Ce rapport signalait cependant un certain nombre d'inconvénients attachés à ce type d'initiative tels que " le risque de dérive vers un fichier d'interdits de crédit pouvant conduire à des discriminations, voire à des formes d'exclusion sociale " en écartant les classes les plus défavorisées de l'accès au crédit bancaire, le " coût collectif d'une telle réalisation " ou encore " le risque de distorsion concurrentielle entre les sphères bancaire et financière ", les banques gestionnaires des comptes domiciliataires pouvant " aisément connaître l'état d'endettement de leurs clients et les démarcher pour leur proposer des crédits de substitution ". Or, de telles pratiques ne font qu'aggraver les risques de surendettement du consommateur car il arrive fréquemment qu'un rachat d'encours débouche sur une élévation substantielle du plafond global de crédit accordé à l'emprunteur, celui-ci revenant auprès de l'établissement d'origine pour réutiliser son ouverture de crédit initiale.

Le rapport précité indiquait également que " les pays étrangers qui disposent de tels fichiers connaissent des taux d'impayés identiques à ceux de notre pays ".

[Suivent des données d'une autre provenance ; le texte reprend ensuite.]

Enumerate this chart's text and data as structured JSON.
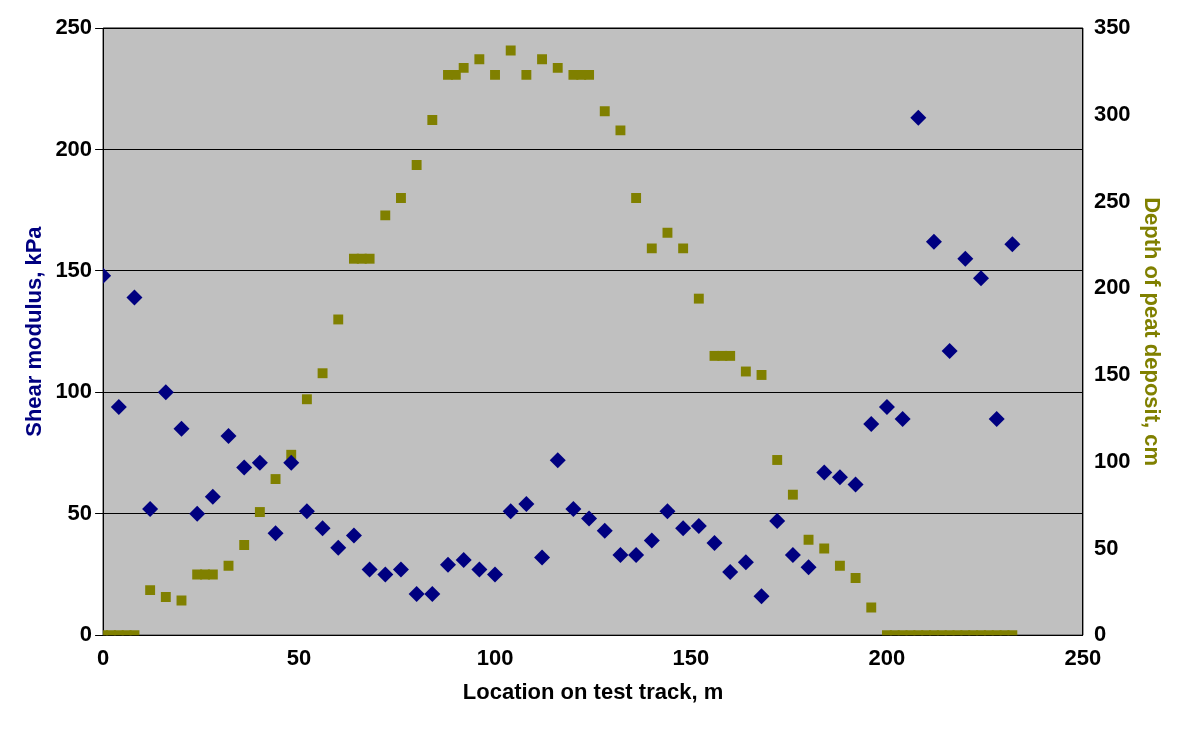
{
  "chart_data": {
    "type": "scatter",
    "xlabel": "Location on test track, m",
    "ylabel": "Shear modulus, kPa",
    "y2label": "Depth of peat deposit, cm",
    "xlim": [
      0,
      250
    ],
    "xticks": [
      0,
      50,
      100,
      150,
      200,
      250
    ],
    "ylim": [
      0,
      250
    ],
    "yticks": [
      0,
      50,
      100,
      150,
      200,
      250
    ],
    "y2lim": [
      0,
      350
    ],
    "y2ticks": [
      0,
      50,
      100,
      150,
      200,
      250,
      300,
      350
    ],
    "grid": "y",
    "legend": false,
    "series": [
      {
        "color": "#000080",
        "marker": "diamond",
        "x": [
          0,
          4,
          8,
          12,
          16,
          20,
          24,
          28,
          32,
          36,
          40,
          44,
          48,
          52,
          56,
          60,
          64,
          68,
          72,
          76,
          80,
          84,
          88,
          92,
          96,
          100,
          104,
          108,
          112,
          116,
          120,
          124,
          128,
          132,
          136,
          140,
          144,
          148,
          152,
          156,
          160,
          164,
          168,
          172,
          176,
          180,
          184,
          188,
          192,
          196,
          200,
          204,
          208,
          212,
          216,
          220,
          224,
          228,
          232
        ],
        "values": [
          148,
          94,
          139,
          52,
          100,
          85,
          50,
          57,
          82,
          69,
          71,
          42,
          71,
          51,
          44,
          36,
          41,
          27,
          25,
          27,
          17,
          17,
          29,
          31,
          27,
          25,
          51,
          54,
          32,
          72,
          52,
          48,
          43,
          33,
          33,
          39,
          51,
          44,
          45,
          38,
          26,
          30,
          16,
          47,
          33,
          28,
          67,
          65,
          62,
          87,
          94,
          89,
          213,
          162,
          117,
          155,
          147,
          89,
          161
        ]
      },
      {
        "color": "#808000",
        "marker": "square",
        "axis": "y2",
        "x": [
          0,
          2,
          4,
          6,
          8,
          12,
          16,
          20,
          24,
          26,
          28,
          32,
          36,
          40,
          44,
          48,
          52,
          56,
          60,
          64,
          66,
          68,
          72,
          76,
          80,
          84,
          88,
          90,
          92,
          96,
          100,
          104,
          108,
          112,
          116,
          120,
          122,
          124,
          128,
          132,
          136,
          140,
          144,
          148,
          152,
          156,
          158,
          160,
          164,
          168,
          172,
          176,
          180,
          184,
          188,
          192,
          196,
          200,
          202,
          204,
          206,
          208,
          210,
          212,
          214,
          216,
          218,
          220,
          222,
          224,
          226,
          228,
          230,
          232
        ],
        "values": [
          0,
          0,
          0,
          0,
          0,
          26,
          22,
          20,
          35,
          35,
          35,
          40,
          52,
          71,
          90,
          104,
          136,
          151,
          182,
          217,
          217,
          217,
          242,
          252,
          271,
          297,
          323,
          323,
          327,
          332,
          323,
          337,
          323,
          332,
          327,
          323,
          323,
          323,
          302,
          291,
          252,
          223,
          232,
          223,
          194,
          161,
          161,
          161,
          152,
          150,
          101,
          81,
          55,
          50,
          40,
          33,
          16,
          0,
          0,
          0,
          0,
          0,
          0,
          0,
          0,
          0,
          0,
          0,
          0,
          0,
          0,
          0,
          0,
          0
        ]
      }
    ]
  }
}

La quasi-unanimité des personnes entendues par le groupe de travail, contrairement à ce qu'indiquait en 1991 le rapport Léron, se sont déclarées hostiles à la création d'un fichier positif, seuls un ou deux organismes représentant les consommateurs approuvant une telle initiative. L'accumulation des inconvénients et des risques prévisibles semble en effet condamner le fichier positif.

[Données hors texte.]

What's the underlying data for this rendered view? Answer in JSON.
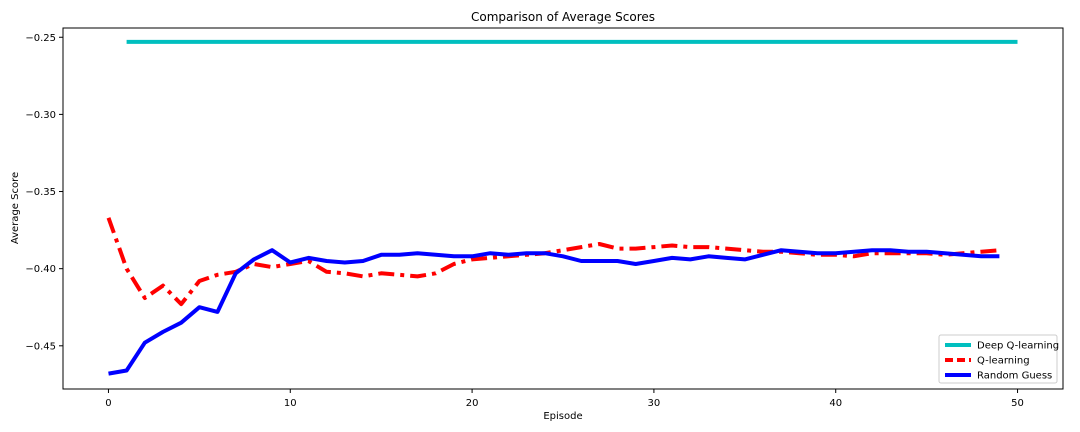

Un avis rendu le 20 mai 1992 par le comité consultatif auprès du Conseil national du crédit a ainsi jugé dangereuse pour les libertés individuelles et le respect de la vie privée l'institution d'un fichier recensant l'ensemble des encours de crédit aux particuliers. Un tel fichier risquerait d'être détourné de sa finalité en étant utilisé, en pratique, davantage comme outil de prospection commerciale que comme instrument de maîtrise des risques.

Susceptible d'aboutir à la consécration d'une norme d'endettement évinçant du marché du crédit certaines catégories de consommateurs, un fichier positif comporte également des risques de discriminations injustifiées : un accédant à la propriété serait automatiquement fiché alors que le locataire ayant des arriérés de loyers ne le serait pas ; de même, figurerait au fichier l'usager d'un compte permanent et pas celui d'un découvert bancaire non formalisé... Ainsi, l'efficacité d'un fichier qui ne serait pas exhaustif car n'incluant pas les dettes de la vie courante (impayés d'impôts, de loyers...) serait d'une efficacité très relative.

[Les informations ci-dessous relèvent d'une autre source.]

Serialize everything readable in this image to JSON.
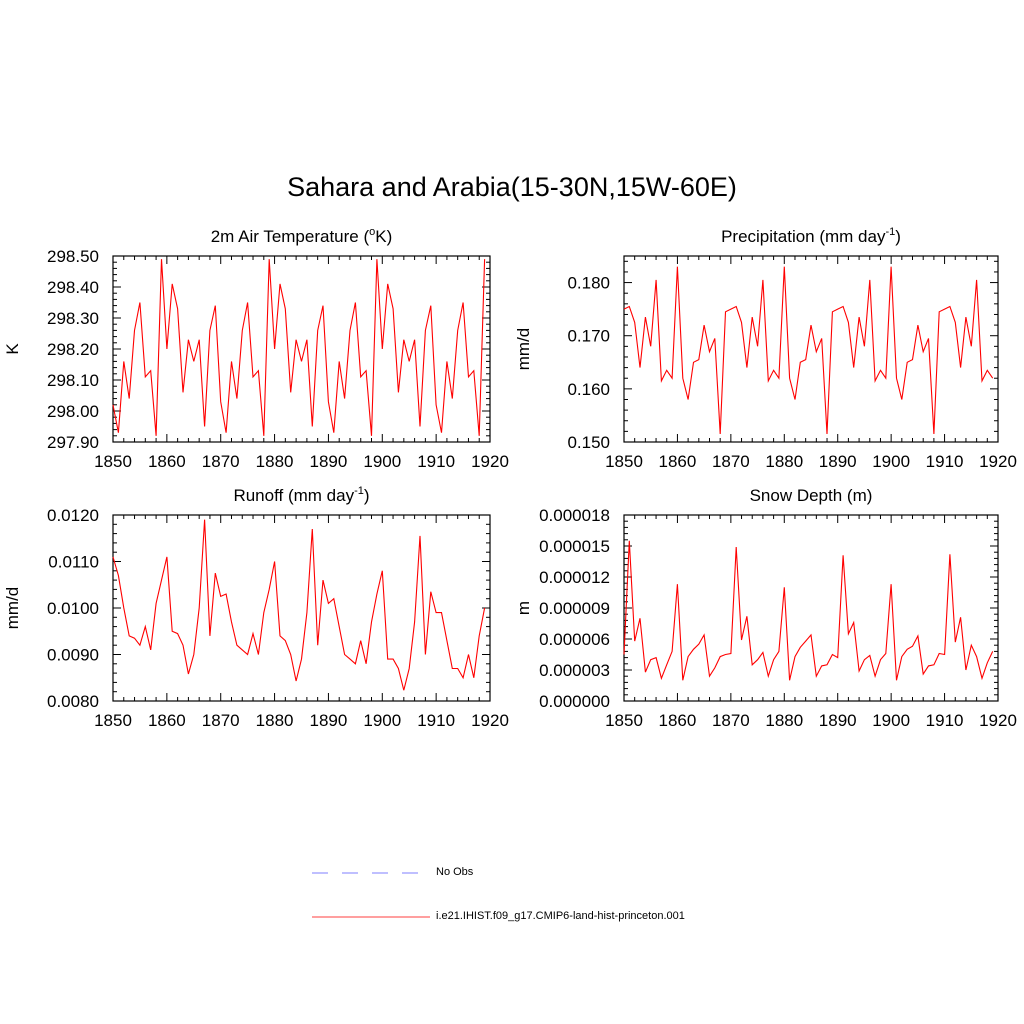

La taille d'un tel fichier -on évalue à douze ou quinze millions le nombre d'emprunteurs qui devraient y figurer alors que 1.200.000 sont actuellement recensés au FICP, dont 980.000 au titre d'accidents caractérisés (Banque de France, mai 1997)- impliquerait une gestion à la fois complexe et onéreuse . Or, la Banque de France souligne que " les plans de charge actuels de la communauté bancaire, du fait du passage à l'euro et de l'adaptation corrélative des systèmes informatiques, ne permettent pas d'envisager à moyen terme la mobilisation autour d'un projet très lourd dont l'intérêt final apparaît incertain ". Elle estime, en outre, que " l'opportunité de faire évoluer le FICP vers un fichier positif ne pourrait s'envisager que dans le cadre d'une harmonisation européenne facilitant les échanges d'informations sur une base d'homogénéisation des données recensées et de réciprocité ".

Enfin, dans un contexte nouveau où le phénomène du surendettement tend à changer de nature car résultant de plus en plus souvent d'une perte brutale de revenus consécutive à un " accident de la vie " (chômage, divorce...), le dispositif actuel s'avère suffisant pour gérer au mieux des situations de crise que l'existence d'un fichier positif ne permettrait pas de prévenir.